A sign thanks firefighters near the site of the Waldo Canyon fire on Thursday in Colorado Springs, Colo.
Photo by Spencer Platt/Getty Images.
UPDATE: Obama toured the damage from the most destructive wildfire in Colorado history Friday, and called the site of damaged and destroyed homes in Colorado Springs "heartbreaking," MSNBC reports.
The president commended the work of those working to contain the fire and keep residents safe, adding, "When natural disasters like this hit, America comes together," CNN reports.
Friday, June 9, 9:32 a.m.: President Obama headed to Colorado Springs, Colo., on Friday to survey the damage from a wildfire that has destroyed an estimated 346 homes and left at least one person dead.
The president has declared Colorado a disaster area, allowing the use of federal aid, the Associated Press reports.
The Waldo Canyon Fire, one of several burning in Colorado and across the interior western U.S., is the most destructive wildfire in Colorado to date.

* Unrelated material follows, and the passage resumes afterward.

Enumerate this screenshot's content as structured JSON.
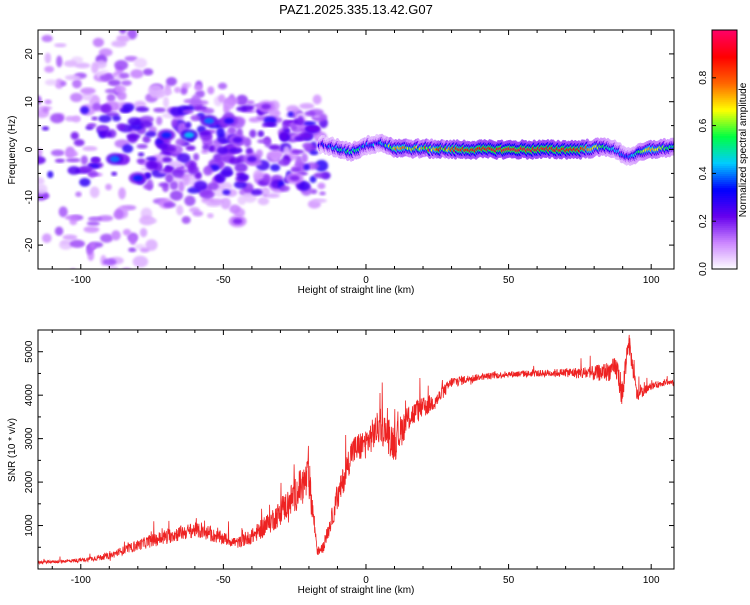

According to CNN, it's burned more than 16,700 acres so far and was 15 percent contained as of Thursday. That sounds low, but it's actually an indicator that firefighters are making progress containing the blaze, in part due to more favorable weather conditions.
More than 30,000 people were evacuated from their homes Tuesday night as high winds propelled the fire across containment lines and into the city of Colorado Springs. Some of those evacuees were allowed to return home Thursday evening, the AP explains. At least 20,000 homes and 160 businesses are still threatened by the fire.
Meanwhile, the High Park Fire in northern Colorado is now 75 percent contained. That fire killed one and destroyed 257 homes, making it the most destructive fire in state history until the Waldo Canyon Fire exploded on Tuesday.